Il y a des régions où se jouaient depuis des siècles des formes traditionnelles de théâtre à travers des rituels, des formes de théâtre de guérison, des récits de griots, des contes que l’on se raconte au coin du feu. Dans ces régions, il suffit qu’un artiste arrive, quelle que soit sa pratique, pour que les gens se réunissent autour de lui. Mais Brazzaville est un cas particulier car cette ville est une création des colonisateurs français. Il n’y avait rien, c’était la brousse. Dans notre capitale, le théâtre est arrivé avec cette colonisation. Il y a donc un public, mais c’est un public très volatil qu’il faut sans cesse aller chercher, qu’il faut sans cesse concerner. Bien sûr, les périodes de troubles ou de guerres nous font perdre à chaque fois le lien qui a été si dur à créer. En ce qui me concerne plus particulièrement, je dois tout créer, en particulier un festival de théâtre, en espérant que les pouvoirs publics s’intéresseront à nous. Nous avons aussi un rôle de formateur car il n’existe pas d’écoles de théâtre.

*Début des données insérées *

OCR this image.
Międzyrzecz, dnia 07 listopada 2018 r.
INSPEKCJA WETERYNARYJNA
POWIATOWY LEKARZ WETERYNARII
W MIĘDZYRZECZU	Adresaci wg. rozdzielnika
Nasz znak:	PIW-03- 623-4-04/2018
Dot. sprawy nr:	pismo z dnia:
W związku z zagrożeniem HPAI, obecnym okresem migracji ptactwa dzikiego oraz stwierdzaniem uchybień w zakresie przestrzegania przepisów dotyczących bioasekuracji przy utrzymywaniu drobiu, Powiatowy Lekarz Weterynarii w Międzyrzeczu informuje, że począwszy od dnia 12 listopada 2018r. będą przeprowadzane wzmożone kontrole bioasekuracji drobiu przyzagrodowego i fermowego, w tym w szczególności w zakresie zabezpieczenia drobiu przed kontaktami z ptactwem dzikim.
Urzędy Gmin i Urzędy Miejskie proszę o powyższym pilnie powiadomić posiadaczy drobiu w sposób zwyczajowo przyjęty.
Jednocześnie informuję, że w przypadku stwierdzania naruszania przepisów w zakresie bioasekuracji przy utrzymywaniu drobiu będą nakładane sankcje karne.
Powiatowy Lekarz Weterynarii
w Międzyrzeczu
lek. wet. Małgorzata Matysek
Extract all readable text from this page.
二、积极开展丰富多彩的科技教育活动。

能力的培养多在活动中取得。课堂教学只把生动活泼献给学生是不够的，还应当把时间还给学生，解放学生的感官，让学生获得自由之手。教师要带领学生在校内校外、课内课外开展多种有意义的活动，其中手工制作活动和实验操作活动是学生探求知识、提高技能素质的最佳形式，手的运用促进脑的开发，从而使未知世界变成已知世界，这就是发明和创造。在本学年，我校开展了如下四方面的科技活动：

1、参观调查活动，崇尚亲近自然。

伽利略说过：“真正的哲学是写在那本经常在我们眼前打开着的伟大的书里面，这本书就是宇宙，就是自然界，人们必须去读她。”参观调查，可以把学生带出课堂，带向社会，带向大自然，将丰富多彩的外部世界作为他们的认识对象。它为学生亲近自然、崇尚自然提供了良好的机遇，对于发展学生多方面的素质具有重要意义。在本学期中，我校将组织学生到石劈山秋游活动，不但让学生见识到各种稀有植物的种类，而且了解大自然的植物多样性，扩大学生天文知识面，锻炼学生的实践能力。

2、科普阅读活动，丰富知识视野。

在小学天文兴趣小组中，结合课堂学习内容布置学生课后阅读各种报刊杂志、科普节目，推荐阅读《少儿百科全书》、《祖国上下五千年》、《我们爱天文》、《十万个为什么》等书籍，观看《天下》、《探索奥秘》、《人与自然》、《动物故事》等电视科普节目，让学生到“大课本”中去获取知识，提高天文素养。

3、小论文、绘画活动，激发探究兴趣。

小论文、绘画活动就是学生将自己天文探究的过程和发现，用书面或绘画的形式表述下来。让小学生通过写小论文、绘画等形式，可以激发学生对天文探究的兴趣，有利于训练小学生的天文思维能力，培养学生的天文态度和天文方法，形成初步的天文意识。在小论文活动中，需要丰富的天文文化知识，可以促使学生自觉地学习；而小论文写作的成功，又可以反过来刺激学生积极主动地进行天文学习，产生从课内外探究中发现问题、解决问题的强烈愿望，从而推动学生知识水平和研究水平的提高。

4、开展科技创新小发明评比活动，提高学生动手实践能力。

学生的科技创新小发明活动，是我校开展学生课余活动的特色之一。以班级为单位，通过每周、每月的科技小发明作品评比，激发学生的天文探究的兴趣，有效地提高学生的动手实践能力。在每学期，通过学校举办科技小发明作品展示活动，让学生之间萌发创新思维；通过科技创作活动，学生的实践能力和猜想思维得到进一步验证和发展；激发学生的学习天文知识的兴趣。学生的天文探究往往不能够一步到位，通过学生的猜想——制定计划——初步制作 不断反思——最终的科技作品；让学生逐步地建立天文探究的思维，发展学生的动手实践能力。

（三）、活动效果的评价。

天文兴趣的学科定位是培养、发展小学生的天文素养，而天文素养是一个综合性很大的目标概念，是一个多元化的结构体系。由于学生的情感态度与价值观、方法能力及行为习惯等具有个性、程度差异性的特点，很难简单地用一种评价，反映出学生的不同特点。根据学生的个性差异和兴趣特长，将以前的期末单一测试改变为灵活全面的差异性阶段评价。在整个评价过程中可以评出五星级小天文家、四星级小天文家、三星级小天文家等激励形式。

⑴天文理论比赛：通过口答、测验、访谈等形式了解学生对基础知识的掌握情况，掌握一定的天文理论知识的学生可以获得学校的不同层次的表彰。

À part le théâtre, quelles sont les autres traces de la colonisation ?


La langue bien sûr. Il reste surtout des traces liées au fait que Brazzaville était la capitale du grand ensemble de l’Afrique équatoriale française. Ce qui nous reste aussi, c’est la séparation que les Français ont établie géographiquement, à l’intérieur même de la ville, entre les ethnies qui composent notre pays.


L’idée de frontière est-elle aussi vive au Congo qu’elle l’est en France et plus généralement en Europe?


Nous avons vraiment cette idée à cause du fleuve Congo qui sépare Brazzaville et Kinshasa, alors que nous parlons les mêmes langues. Nous pouvons attendre des heures pour passer d’une rive à l’autre, alors que nous n’avons pas de passeport et qu’il faut cinq minutes pour traverser en bateau. On nous a imposé cette frontière, et maintenant elle est dans nos têtes. On peut facilement s’injurier en se traitant de Congolais ou de Zaïrois.


Est-ce que venir à Avignon est important pour vous ?


Très important, car je peux faire entendre ce que j’ai à dire à un plus grand public, qui ne me connaît sans doute pas. C’est comme si l’on me donnait un mégaphone pour me faire entendre.